Sa masse fait muer en un faucon,
Et son vert elme muer en un Breton
Qui doucement harpe le lai Gorhon.
[Тело его обернулось соколом,
А его зеленый шлем обернулся Бретонцем,
На арфе нежно играющим лэ о Гороне (ст. – фр.)].
Наконец, сам Роланд числил среди лучших своих друзей юного Грэлена, которого автор жесты об Аспремоне изображает бретонским жонглером:
Rolans appellee ses quatre compaignons,
Estout de Lengres, Berengier et Hatton,
Et un damsel qui Graelent ot non,
Nés de Bretaigne, parens fu Salemon.
Rois Karlemaine l’avoit en sa maison
Nourri d’enfance, mout petit valeton.
Ne gisoit més se en sa chamber non.
Sous ciel n’a home mieux viellast un son,
Ne mieux deist les vers d’une leçon.
[Роланд зовет четырех своих друзей,
Эстольта из Лангра, Беранже и Отона
И юношу по имени Грэлен,
Что родом из Бретани, отец его Соломон[10].
Король Карл Великий у себя в дому
Воспитывал в детстве его, совсем юнцом.
Но он в покое своем не сидел,
Под небом, не дома любил на виоле играть
И любил говорить стихи из урока (ст. – фр.)].
Эти отрывки, безусловно, подтверждают высокую репутацию бретонских лэ.

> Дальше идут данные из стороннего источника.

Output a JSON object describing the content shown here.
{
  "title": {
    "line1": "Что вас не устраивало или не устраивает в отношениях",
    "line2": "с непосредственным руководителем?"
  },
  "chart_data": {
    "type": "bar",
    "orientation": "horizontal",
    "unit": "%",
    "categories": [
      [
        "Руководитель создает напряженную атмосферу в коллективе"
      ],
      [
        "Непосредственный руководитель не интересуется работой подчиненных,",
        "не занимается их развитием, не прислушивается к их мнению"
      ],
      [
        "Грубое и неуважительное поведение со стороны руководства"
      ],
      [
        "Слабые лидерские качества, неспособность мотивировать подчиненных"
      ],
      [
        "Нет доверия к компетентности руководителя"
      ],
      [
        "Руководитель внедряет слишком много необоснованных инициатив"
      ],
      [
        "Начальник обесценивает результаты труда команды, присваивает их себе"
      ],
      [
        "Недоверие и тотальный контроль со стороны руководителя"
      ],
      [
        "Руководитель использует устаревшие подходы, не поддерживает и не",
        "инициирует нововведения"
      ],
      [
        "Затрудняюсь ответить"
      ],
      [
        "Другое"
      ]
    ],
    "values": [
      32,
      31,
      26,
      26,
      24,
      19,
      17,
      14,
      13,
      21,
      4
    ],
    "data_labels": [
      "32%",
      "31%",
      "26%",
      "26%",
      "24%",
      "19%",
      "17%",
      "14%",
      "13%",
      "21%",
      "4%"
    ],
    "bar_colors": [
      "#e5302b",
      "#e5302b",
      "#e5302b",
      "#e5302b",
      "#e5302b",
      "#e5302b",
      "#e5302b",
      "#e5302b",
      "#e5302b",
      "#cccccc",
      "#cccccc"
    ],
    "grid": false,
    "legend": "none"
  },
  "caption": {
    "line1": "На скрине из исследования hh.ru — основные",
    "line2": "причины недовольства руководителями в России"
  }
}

Наши французские поэты знали их хотя бы по названиям; но им нравились песни, хотя не всегда были понятны слова. Тогда им случалось путать, как в предыдущем примере, имя героя с именем автора или композитора.
Из всех этих древних песенных преданий более всего прославились те, которые молва приписывала Тристану: такие как Смертный лэ, Лэ о Слезах, Влюбленные и Жимолость.
Сам Тристан напоминает своей возлюбленной об этих произведениях в одной из старинных поэм, посвященных его приключениям, от которой сохранились, к сожалению, лишь немногие фрагменты:
Onques n’oïstes-vous parler
Que moult savoie bien harper?
Bons lais de harpe vous apris,
Lais Bretons de nostre païs.
[Вы никогда не слыхали,
Что я весьма умелый арфист?
Я научу вас хорошим лэ на арфе,
Бретонским лэ из наших краев (ст. – фр.)].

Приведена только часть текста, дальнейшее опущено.